By Dr. Anthony Policastro

Headache is a common presenting symptom at any age. One of the common types of headaches is migraine headaches, which can range in severity.

The question is often how to tell if someone is having migraines or another type of headache. There is no sure-fire lab exam. Therefore, the diagnosis relies on taking a good history.

The best way to do that is to be consistent about it. Asking the same set of questions each time will help define a clinical picture that makes migraine more likely.

I developed my own mnemonic for asking questions of pediatric patients with headaches. The mnemonic was FARRAH.

I would begin with Family History. Migraine is a hereditary disorder. It is more common in both of a pair of identical twins than it is in fraternal twins. As we identify more of the human genome, we are beginning to find genes that are migraine related.

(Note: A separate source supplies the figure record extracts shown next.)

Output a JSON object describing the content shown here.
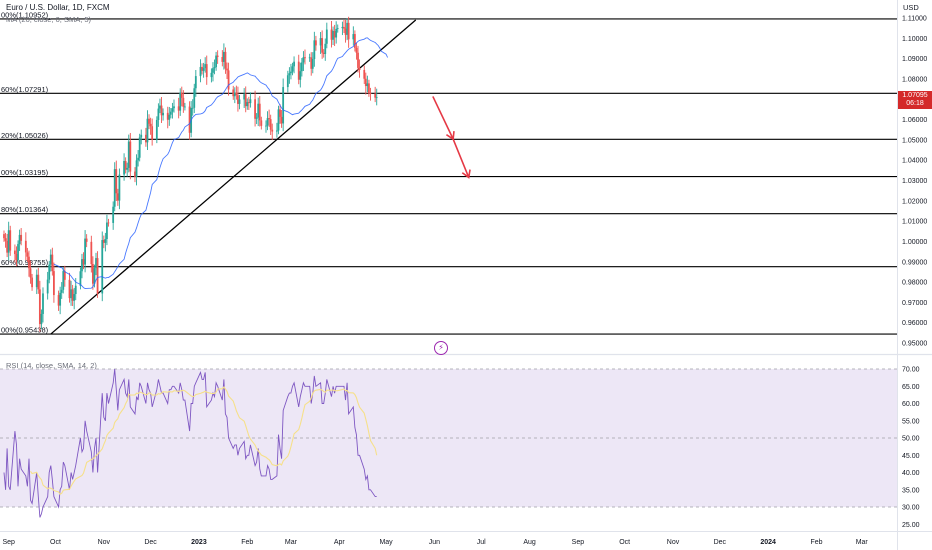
{
  "header": {
    "title": "Euro / U.S. Dollar, 1D, FXCM",
    "indicator": "MA (20, close, 0, SMA, 5)",
    "currency": "USD"
  },
  "price_badge": {
    "price": "1.07095",
    "countdown": "06:18"
  },
  "colors": {
    "up": "#26a69a",
    "down": "#ef5350",
    "ma": "#2962ff",
    "rsi": "#7e57c2",
    "rsi_ma": "#f6e08a",
    "rsi_band": "#ede7f6",
    "arrow": "#e53945",
    "fib_line": "#000000"
  },
  "icons": {
    "lightning": "lightning-bolt-icon"
  },
  "chart_data": [
    {
      "type": "candlestick",
      "series_name": "EURUSD",
      "ylim": [
        0.945,
        1.112
      ],
      "y_ticks": [
        "1.11000",
        "1.10000",
        "1.09000",
        "1.08000",
        "1.07000",
        "1.06000",
        "1.05000",
        "1.04000",
        "1.03000",
        "1.02000",
        "1.01000",
        "1.00000",
        "0.99000",
        "0.98000",
        "0.97000",
        "0.96000",
        "0.95000"
      ],
      "x_ticks": [
        "Sep",
        "Oct",
        "Nov",
        "Dec",
        "2023",
        "Feb",
        "Mar",
        "Apr",
        "May",
        "Jun",
        "Jul",
        "Aug",
        "Sep",
        "Oct",
        "Nov",
        "Dec",
        "2024",
        "Feb",
        "Mar"
      ],
      "fib_levels": [
        {
          "label": "00%(1.10952)",
          "value": 1.10952
        },
        {
          "label": "60%(1.07291)",
          "value": 1.07291
        },
        {
          "label": "20%(1.05026)",
          "value": 1.05026
        },
        {
          "label": "00%(1.03195)",
          "value": 1.03195
        },
        {
          "label": "80%(1.01364)",
          "value": 1.01364
        },
        {
          "label": "60%(0.98755)",
          "value": 0.98755
        },
        {
          "label": "00%(0.95438)",
          "value": 0.95438
        }
      ],
      "trendline": {
        "from": [
          "2022-09-28",
          0.9544
        ],
        "to": [
          "2023-05-20",
          1.109
        ]
      },
      "projection_arrows": [
        {
          "from": [
            "2023-05-31",
            1.0714
          ],
          "to": [
            "2023-06-13",
            1.0504
          ]
        },
        {
          "from": [
            "2023-06-13",
            1.0504
          ],
          "to": [
            "2023-06-23",
            1.0315
          ]
        }
      ],
      "last_price": 1.07095,
      "close_series": {
        "start": "2022-08-29",
        "closes": [
          1.0016,
          1.0003,
          0.9945,
          1.0055,
          0.9955,
          0.9938,
          0.9908,
          0.9987,
          1.0032,
          1.0003,
          0.9946,
          0.9925,
          0.9868,
          0.9822,
          0.9775,
          0.9836,
          0.9764,
          0.9593,
          0.9643,
          0.9744,
          0.9812,
          0.9886,
          0.9935,
          0.9854,
          0.9736,
          0.9684,
          0.9747,
          0.9762,
          0.9854,
          0.9811,
          0.9721,
          0.9764,
          0.9708,
          0.9741,
          0.9782,
          0.9853,
          0.9913,
          0.9886,
          1.0014,
          0.9998,
          0.9889,
          0.9792,
          0.9868,
          0.9918,
          0.9744,
          1.0007,
          0.9993,
          1.0012,
          1.0093,
          1.0091,
          1.0171,
          1.0356,
          1.0237,
          1.0201,
          1.0329,
          1.0396,
          1.0353,
          1.0362,
          1.0492,
          1.0344,
          1.0318,
          1.0399,
          1.0412,
          1.0512,
          1.0525,
          1.0488,
          1.0604,
          1.0579,
          1.0567,
          1.0502,
          1.0598,
          1.0654,
          1.0669,
          1.0621,
          1.0633,
          1.0599,
          1.0624,
          1.0639,
          1.0656,
          1.0665,
          1.0644,
          1.0732,
          1.0707,
          1.0663,
          1.0664,
          1.0535,
          1.0657,
          1.0658,
          1.0754,
          1.0814,
          1.0859,
          1.084,
          1.0853,
          1.0873,
          1.0809,
          1.083,
          1.0853,
          1.0858,
          1.0915,
          1.0908,
          1.0884,
          1.0933,
          1.0851,
          1.0842,
          1.0748,
          1.0715,
          1.0733,
          1.072,
          1.0677,
          1.0699,
          1.0725,
          1.0666,
          1.0686,
          1.0681,
          1.07,
          1.0604,
          1.061,
          1.0678,
          1.0596,
          1.0569,
          1.057,
          1.0607,
          1.0602,
          1.055,
          1.0541,
          1.0546,
          1.065,
          1.0613,
          1.0581,
          1.076,
          1.0818,
          1.0828,
          1.0836,
          1.0862,
          1.0885,
          1.0796,
          1.0838,
          1.0881,
          1.0907,
          1.0902,
          1.0906,
          1.085,
          1.0898,
          1.099,
          1.0965,
          1.1001,
          1.0929,
          1.0923,
          1.0973,
          1.1043,
          1.0993,
          1.1036,
          1.1004,
          1.1046,
          1.105,
          1.1056,
          1.1048,
          1.1017,
          1.1076,
          1.0995,
          1.1021,
          1.0953,
          1.0929,
          1.0854,
          1.0844,
          1.0801,
          1.0765,
          1.0778,
          1.073,
          1.0727,
          1.0708,
          1.071
        ]
      }
    },
    {
      "type": "line",
      "title": "RSI (14, close, SMA, 14, 2)",
      "ylim": [
        23.5,
        71.5
      ],
      "y_ticks": [
        "70.00",
        "65.00",
        "60.00",
        "55.00",
        "50.00",
        "45.00",
        "40.00",
        "35.00",
        "30.00",
        "25.00"
      ],
      "bands": [
        30,
        50,
        70
      ],
      "series": [
        {
          "values": [
            40,
            35,
            47,
            36,
            35,
            52,
            48,
            36,
            44,
            41,
            39,
            36,
            44,
            32,
            31,
            40,
            33,
            27,
            28,
            30,
            33,
            40,
            42,
            38,
            33,
            30,
            35,
            36,
            43,
            42,
            35,
            40,
            38,
            40,
            42,
            50,
            46,
            47,
            55,
            52,
            46,
            40,
            47,
            50,
            40,
            63,
            56,
            55,
            63,
            60,
            66,
            70,
            64,
            58,
            64,
            67,
            63,
            62,
            67,
            59,
            57,
            62,
            61,
            66,
            65,
            60,
            66,
            64,
            63,
            59,
            64,
            67,
            65,
            63,
            63,
            60,
            64,
            64,
            65,
            65,
            63,
            66,
            64,
            61,
            61,
            52,
            60,
            60,
            65,
            66,
            69,
            67,
            67,
            69,
            59,
            61,
            63,
            62,
            66,
            65,
            61,
            67,
            57,
            56,
            50,
            47,
            48,
            48,
            45,
            47,
            49,
            44,
            45,
            45,
            48,
            42,
            43,
            47,
            41,
            39,
            39,
            42,
            41,
            38,
            38,
            39,
            51,
            47,
            44,
            58,
            62,
            63,
            63,
            65,
            66,
            59,
            62,
            64,
            66,
            65,
            65,
            60,
            63,
            68,
            65,
            66,
            60,
            60,
            63,
            67,
            62,
            65,
            63,
            65,
            65,
            65,
            65,
            61,
            66,
            57,
            59,
            53,
            51,
            45,
            45,
            41,
            38,
            39,
            35,
            35,
            33,
            33
          ]
        }
      ]
    }
  ]
}
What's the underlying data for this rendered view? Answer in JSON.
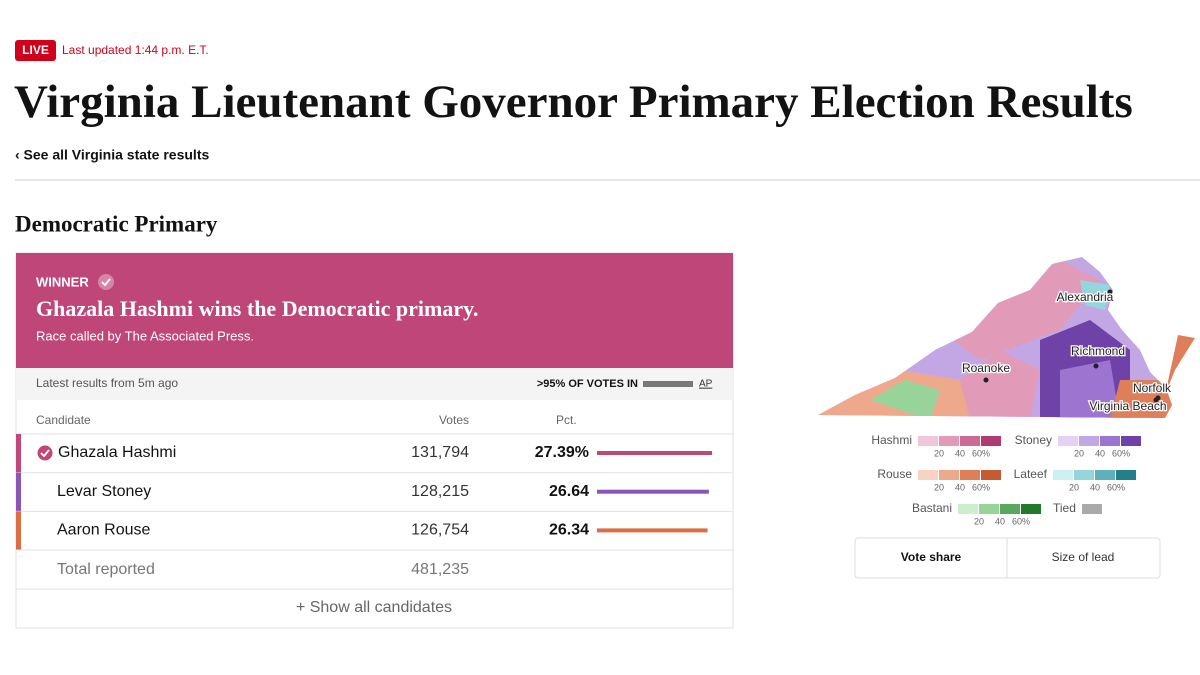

The second criterion is something called Aura. This refers to the fact that individuals with migraines sometimes experience pre-headache symptoms. Sometimes these take the form of visual signs like lights appearing. Sometimes they may take the form of a tingling sensation. Individuals who experience these things can tell that a migraine is coming. They occur in about 20 percent of migraine sufferers.

The third criterion is Recurrent. Migraines are not a one time thing. Once they start, they tend to recur multiple times in the same person.

The fourth criterion is that they felt thRobbing in nature (yes that R is cheating a little). It is almost like the individual can feel a pulse beat in his/her head.

The fifth criterion is Abdominal symptoms. Individuals with migraine may have abdominal pain. They might have vomiting. There are actually some people who have what are called abdominal migraines. These can occur even without headaches. That makes the diagnosis more difficult.

The last criterion is called Hemicrania. This means that only one half of the head is involved in the headache. It is usually in the front of the head on one side or another. It tends to affect the same side repeatedly.

Treating migraine headaches is often complex. Mine respond to just acetaminophen. However, I have two daughters whose migraine treatment is much more complicated.

The problem is that you cannot treat them until you make the diagnosis. That is where the components of FARRAH come in. Using a consistent approach tends to make the diagnosis a little easier.